‘Potentially unlawful’ to withdraw Public Services Card

Government to challenge watchdog’s findings that card has no basis in law

The Public Services Card: The Department of Social Protection said it might be necessary and appropriate for the matter to be referred to the courts for a definitive decision.

The Public Services Card: The Department of Social Protection said it might be necessary and appropriate for the matter to be referred to the courts for a definitive decision.

 

There is a “strong legal basis” for the continued use of the controversial Public Services Card (PSC) and it would be “potentially unlawful” to withdraw it, a Cabinet meeting was told on Tuesday evening.

Last month, the State’s data watchdog found the use of the card, issued to more than three million citizens, had no basis in law for many Government services. The Data Protection Commission, which is headed by commissioner Helen Dixon, also ordered that Government departments and agencies delete the data on citizens which was not related to welfare services.

In a joint memo, Minister for Social Protection Regina Doherty and Minister for Public Expenditure Paschal Donohoe told the Cabinet that the Government was challenging those findings. The meeting also heard the matter may end up before the courts.

Ministers were told it would be “inappropriate and potentially unlawful” to withdraw or modify the use of the PSC.

A spokesman for the Government said the commissioner’s report would be published “in the near future”.

The Department of Social Protection will now write to the Data Protection Commission (DPC) to inform it of the decision to challenge the findings and will seek a meeting to discuss the developments.

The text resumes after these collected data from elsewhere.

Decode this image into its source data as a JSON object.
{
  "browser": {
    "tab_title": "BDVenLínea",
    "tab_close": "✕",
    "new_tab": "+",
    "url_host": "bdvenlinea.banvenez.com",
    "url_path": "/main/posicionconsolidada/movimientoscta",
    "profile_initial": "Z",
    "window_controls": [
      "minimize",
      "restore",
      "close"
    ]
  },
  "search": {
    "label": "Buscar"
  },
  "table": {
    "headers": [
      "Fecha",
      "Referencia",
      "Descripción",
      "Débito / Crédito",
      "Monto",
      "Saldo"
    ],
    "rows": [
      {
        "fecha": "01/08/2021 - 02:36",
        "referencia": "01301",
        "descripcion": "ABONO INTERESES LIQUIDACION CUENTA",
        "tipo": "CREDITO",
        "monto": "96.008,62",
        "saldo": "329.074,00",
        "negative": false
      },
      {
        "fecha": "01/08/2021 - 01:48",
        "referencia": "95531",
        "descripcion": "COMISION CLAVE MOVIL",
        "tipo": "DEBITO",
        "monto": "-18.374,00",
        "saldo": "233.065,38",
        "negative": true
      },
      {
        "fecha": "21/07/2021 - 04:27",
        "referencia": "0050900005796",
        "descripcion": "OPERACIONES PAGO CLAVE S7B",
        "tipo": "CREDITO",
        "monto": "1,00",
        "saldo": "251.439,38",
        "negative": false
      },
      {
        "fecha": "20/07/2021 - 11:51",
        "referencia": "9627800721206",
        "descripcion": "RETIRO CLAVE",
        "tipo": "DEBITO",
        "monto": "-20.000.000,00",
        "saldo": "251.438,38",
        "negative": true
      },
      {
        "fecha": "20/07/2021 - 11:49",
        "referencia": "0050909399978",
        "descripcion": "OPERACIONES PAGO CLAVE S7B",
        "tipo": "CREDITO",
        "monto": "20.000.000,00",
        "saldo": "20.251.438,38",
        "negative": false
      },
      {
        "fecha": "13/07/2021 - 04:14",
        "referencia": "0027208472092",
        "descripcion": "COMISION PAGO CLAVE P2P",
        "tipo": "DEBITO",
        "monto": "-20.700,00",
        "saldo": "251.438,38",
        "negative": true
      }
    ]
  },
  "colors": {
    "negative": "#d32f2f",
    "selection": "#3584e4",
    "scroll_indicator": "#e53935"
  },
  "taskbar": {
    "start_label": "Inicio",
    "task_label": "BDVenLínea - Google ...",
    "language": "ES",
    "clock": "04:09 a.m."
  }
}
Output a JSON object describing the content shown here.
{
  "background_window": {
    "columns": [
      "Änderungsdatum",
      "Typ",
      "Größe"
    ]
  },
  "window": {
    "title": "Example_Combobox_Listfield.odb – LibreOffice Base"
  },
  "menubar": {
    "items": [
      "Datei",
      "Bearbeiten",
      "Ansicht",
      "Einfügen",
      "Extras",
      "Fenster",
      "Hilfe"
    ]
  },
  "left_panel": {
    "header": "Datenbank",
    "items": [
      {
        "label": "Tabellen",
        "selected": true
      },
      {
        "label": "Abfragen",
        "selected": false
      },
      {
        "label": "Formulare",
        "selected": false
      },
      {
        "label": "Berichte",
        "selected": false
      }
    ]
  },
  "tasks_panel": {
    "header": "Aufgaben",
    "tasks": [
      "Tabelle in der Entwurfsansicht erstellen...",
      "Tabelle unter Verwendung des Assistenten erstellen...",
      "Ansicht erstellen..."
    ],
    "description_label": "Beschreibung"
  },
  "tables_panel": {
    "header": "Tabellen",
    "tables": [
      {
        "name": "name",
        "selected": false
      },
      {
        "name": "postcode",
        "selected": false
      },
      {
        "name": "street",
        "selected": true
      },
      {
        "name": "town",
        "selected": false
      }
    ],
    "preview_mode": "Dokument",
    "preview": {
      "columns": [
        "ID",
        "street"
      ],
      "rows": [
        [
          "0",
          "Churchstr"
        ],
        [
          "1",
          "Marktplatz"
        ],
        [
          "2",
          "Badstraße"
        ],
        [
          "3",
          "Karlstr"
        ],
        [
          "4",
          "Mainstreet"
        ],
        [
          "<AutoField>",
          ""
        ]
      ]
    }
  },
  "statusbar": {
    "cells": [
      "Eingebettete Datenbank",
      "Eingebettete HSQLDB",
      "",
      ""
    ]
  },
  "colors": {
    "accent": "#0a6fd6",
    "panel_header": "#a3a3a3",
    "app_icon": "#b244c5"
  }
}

In a statement issued on Wednesday night, the Department of Social Protection said “following very careful consideration of the report and having taken the advice of the Attorney General’s Office, the Ministers informed Government that they are satisfied that the processing of personal data related to the PSC does, in fact, have a strong legal basis, the retention of data is lawful and that the information provided to users does satisfy the requirements of transparency”.

“Accordingly, it is intended, in line with decisions of successive governments dating back to 1998, to continue to operate the PSC and the Safe 2 identity authentication process on which it is based.”

Courts

The department said it might be necessary and appropriate for the matter to be referred to the courts for a definitive decision.

Ms Doherty said her department, in conjunction with the Attorney General, had given “very careful consideration to the DPC’s findings, and while we respect the office and the good work it does, in this instance, based on strong legal advice, we cannot agree with the findings”.

It comes after a group of international privacy experts criticised the Government’s decision to appeal Ms Dixon’s findings.

Elizabeth Farries of the Irish Council for Civil Liberties (ICCL) said it was a “worrying and possibly unprecedented scenario where a statutory body has conducted a two-year investigation on the public’s behalf and the Government is not only hiding that report from public view, but now it seems it intends to spend public money to challenge its findings”.

Daniel Kahn Gillmor of American Civil Liberties Union (ACLU) said, “It is very troubling that the Irish Government would consider undermining that office as the commission works to defend the rights of people subject to its oversight.”

Separately at the Cabinet meeting, the Minister for Agriculture Michael Creed gave a briefing on the beef price impasse. He told Ministers of the “deep-felt anger and frustration presently being felt among beef farmers”.

He described efforts being made publicly and privately with all stakeholders to try to break the current impasse, and said the issue “would not be solved in the High Court or on the picket line” and the talks table was the only place to progress farmers’ concerns.